In 2020, Labour’s Rachel Boyack — a union organiser — flipped it from National’s Nick Smith. He — like Brownlee in Ilam — had held it since 1996.
The margin — 4525 — was similar to Smith’s margin in 2017 when he beat Boyack, which was 4283. Between 1996 and 2014, Smith averaged a margin of almost 8000.
Between 2014 and 2017, the National Party attracted almost 42% of the party vote, while Labour caught just over 33%. In 2020 Labour won more than 53% of the party vote while National won more than 20%.

Smith retired from Parliament and became Nelson mayor in 2022. Boyack’s member’s bill, the Plain Language Bill, passed into law last year and came into force on April 21.The bill aims to compel the public service to communicate in a clear and accessible way.
In February, the National Party selected 31-year-old Blair Cameron — a Brown University graduate — to take on the seat.

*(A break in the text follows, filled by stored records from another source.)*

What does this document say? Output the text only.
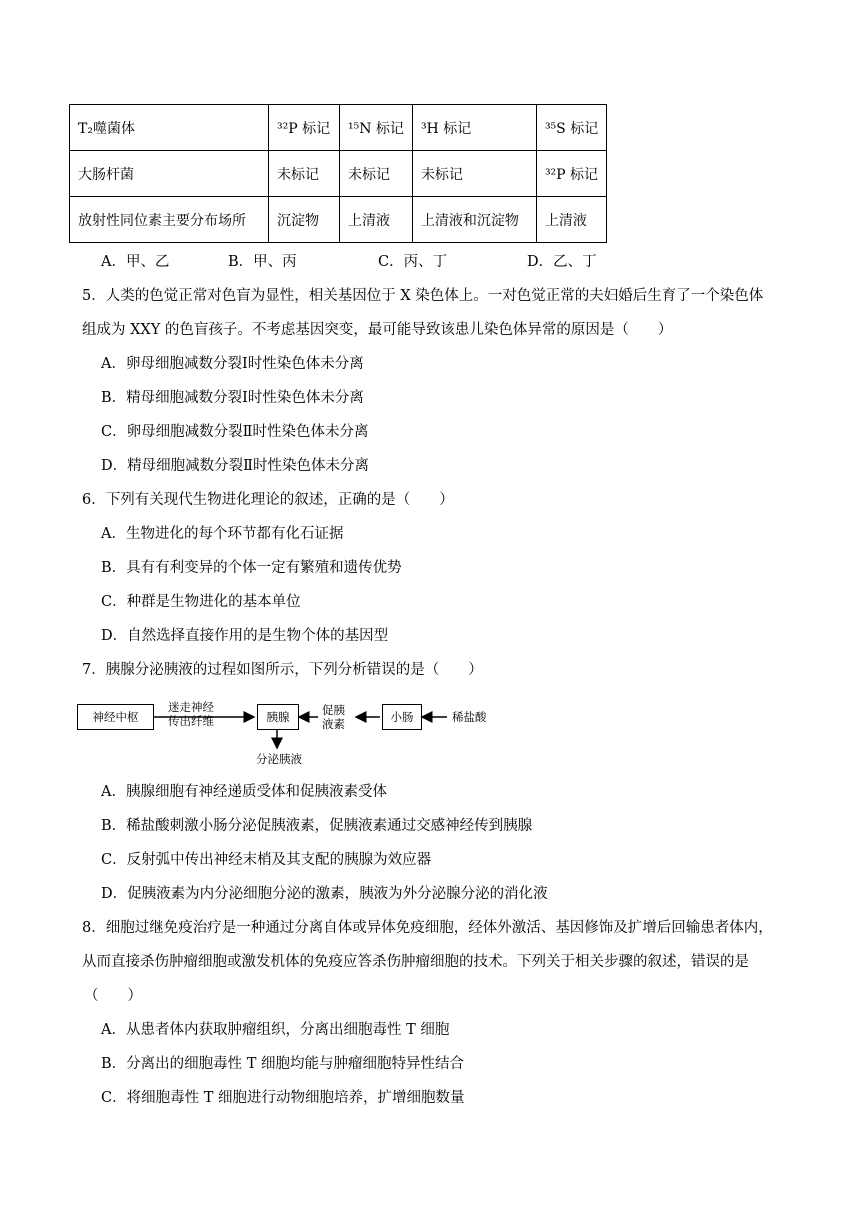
T₂噬菌体	³²P 标记	¹⁵N 标记	³H 标记	³⁵S 标记
大肠杆菌	未标记	未标记	未标记	³²P 标记
放射性同位素主要分布场所	沉淀物	上清液	上清液和沉淀物	上清液
A．甲、乙	B．甲、丙	C．丙、丁	D．乙、丁
5．人类的色觉正常对色盲为显性，相关基因位于 X 染色体上。一对色觉正常的夫妇婚后生育了一个染色体
组成为 XXY 的色盲孩子。不考虑基因突变，最可能导致该患儿染色体异常的原因是（　　）
A．卵母细胞减数分裂Ⅰ时性染色体未分离
B．精母细胞减数分裂Ⅰ时性染色体未分离
C．卵母细胞减数分裂Ⅱ时性染色体未分离
D．精母细胞减数分裂Ⅱ时性染色体未分离
6．下列有关现代生物进化理论的叙述，正确的是（　　）
A．生物进化的每个环节都有化石证据
B．具有有利变异的个体一定有繁殖和遗传优势
C．种群是生物进化的基本单位
D．自然选择直接作用的是生物个体的基因型
7．胰腺分泌胰液的过程如图所示，下列分析错误的是（　　）
神经中枢
迷走神经
传出纤维	胰腺	促胰
液素	小肠	稀盐酸
分泌胰液
A．胰腺细胞有神经递质受体和促胰液素受体
B．稀盐酸刺激小肠分泌促胰液素，促胰液素通过交感神经传到胰腺
C．反射弧中传出神经末梢及其支配的胰腺为效应器
D．促胰液素为内分泌细胞分泌的激素，胰液为外分泌腺分泌的消化液
8．细胞过继免疫治疗是一种通过分离自体或异体免疫细胞，经体外激活、基因修饰及扩增后回输患者体内，
从而直接杀伤肿瘤细胞或激发机体的免疫应答杀伤肿瘤细胞的技术。下列关于相关步骤的叙述，错误的是
（　　）
A．从患者体内获取肿瘤组织，分离出细胞毒性 T 细胞
B．分离出的细胞毒性 T 细胞均能与肿瘤细胞特异性结合
C．将细胞毒性 T 细胞进行动物细胞培养，扩增细胞数量
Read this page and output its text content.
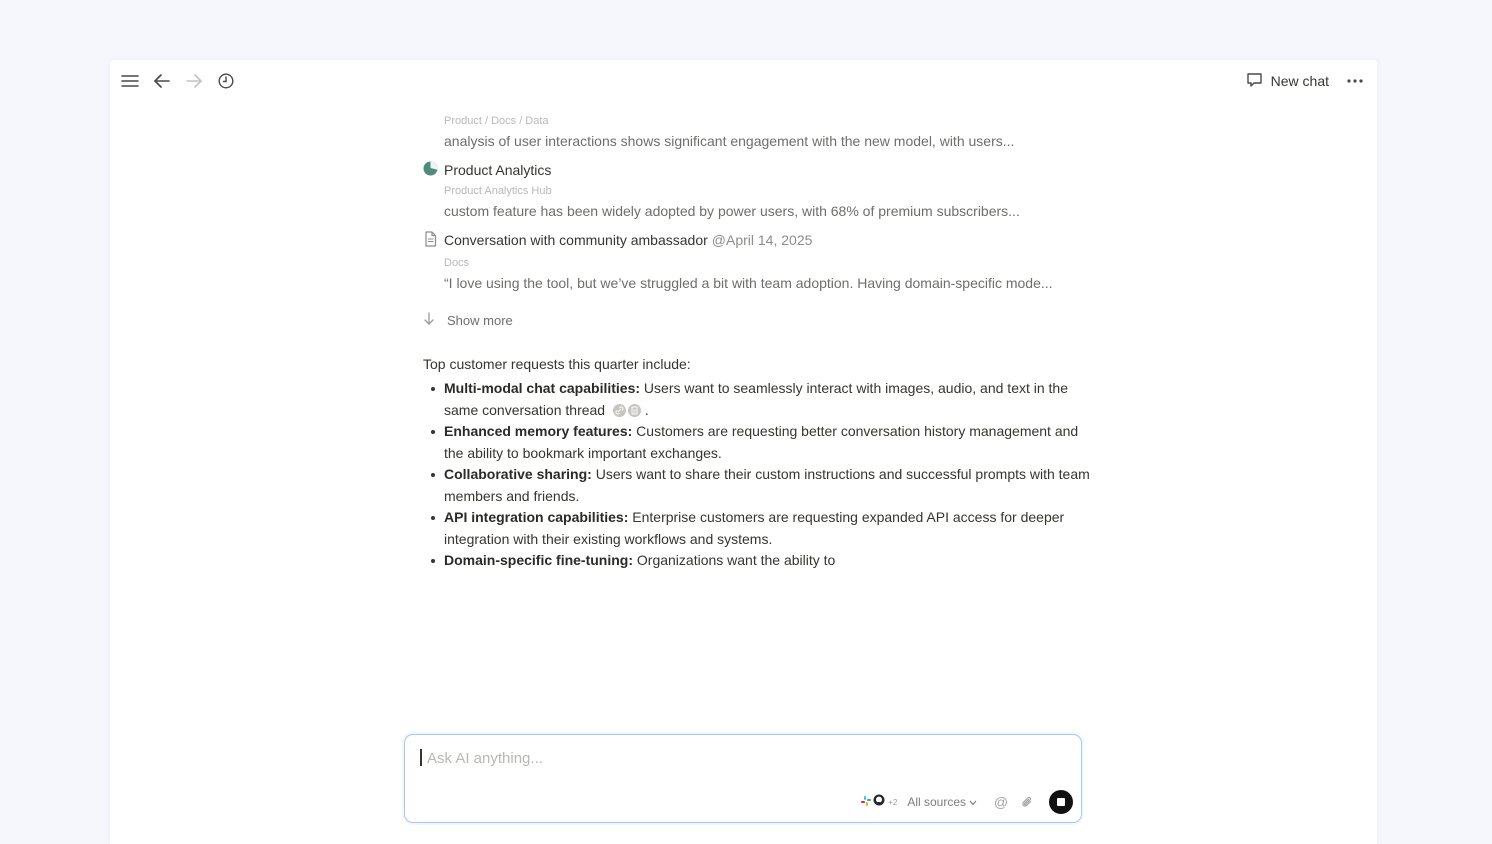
New chat
Product / Docs / Data
analysis of user interactions shows significant engagement with the new model, with users...
Product Analytics
Product Analytics Hub
custom feature has been widely adopted by power users, with 68% of premium subscribers...
Conversation with community ambassador @April 14, 2025
Docs
“I love using the tool, but we’ve struggled a bit with team adoption. Having domain-specific mode...
Show more
Top customer requests this quarter include:
Multi-modal chat capabilities: Users want to seamlessly interact with images, audio, and text in the same conversation thread	.
Enhanced memory features: Customers are requesting better conversation history management and the ability to bookmark important exchanges.
Collaborative sharing: Users want to share their custom instructions and successful prompts with team members and friends.
API integration capabilities: Enterprise customers are requesting expanded API access for deeper integration with their existing workflows and systems.
Domain-specific fine-tuning: Organizations want the ability to
Ask AI anything...
+2 All sources @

Cameron has worked as a senior research specialist at Princeton University and now works remotely from Nelson as part of the teaching faculty at the Leadership Academy for Development, a centre at Stanford University.
Wellington Central
Wellington Central is not just another battle for supremacy between red and blue, with Green Party candidate Tamatha Paul stepping up to take on the electorate.
Green candidates are running in other electorates too, but by all accounts after Chlöe Swarbrick’s Auckland Central win in 2020, it appears Wellington Central is the next electorate the party has set firmly — and seriously — in its sights.
That's because Labour's Grant Robertson stepped down from his candidacy in the seat, after holding it since 2008. List MP Ibrahim Omer has been announced as his replacement.
Robertson commanded an average majority of more than 6600 votes from 2008 to 2017 (2020 delivered a massive almost 19,000 majority outlier) but began his tenure with a comparatively slim margin of almost 2000 votes. With Robertson stepping down, its now open season for new candidates to get a foothold in the seat.
Wellington Central can be a wildcard seat. While it's mostly been held by Labour candidates, in 1996 it selected ACT's Richard Prebble, National's Stephen Franks came within a whisker in 2008 and it was held by National MPs from 1960 to 1978.
Omer has a reasonable chance in the seat, and while he has a compelling backstory, he has a lot of work to do to get his name out there.

Crucially, Wellington Central is the electorate where the Green Party attracts its biggest share of the party vote. From 2008 to 2020, the average Green party vote in the seat was almost 26%, despite the continued election of Robertson. The Green party vote in Wellington Central is stronger than in Auckland Central, where an impassioned and robust ground campaign secured Swarbrick the seat.
Auckland Central is not even second (Rongotai) or third (Mt Albert) best for the Green party vote. It's fourth.
That suggests if the Green Party can win any seat, it's Wellington Central, especially with a grassroots community campaign with a dynamic, fresh and politically inspirational candidate.
That's exactly why James Shaw stepped aside as the Green candidate in the seat for current Wellington City councillor Tamatha Paul, who already commands an enthusiastic following, and managed to instigate an energetic campaign in the 2019 local election.
If Paul secures the seat on election night, that could signal a new era for the Green Party where it starts to pivot its campaign strategy away from mostly campaigning for the party vote, to legitimately contest key electorates. It would also mean more MPs for the Greens, which turns the dial a little more to the left for the government after October 14.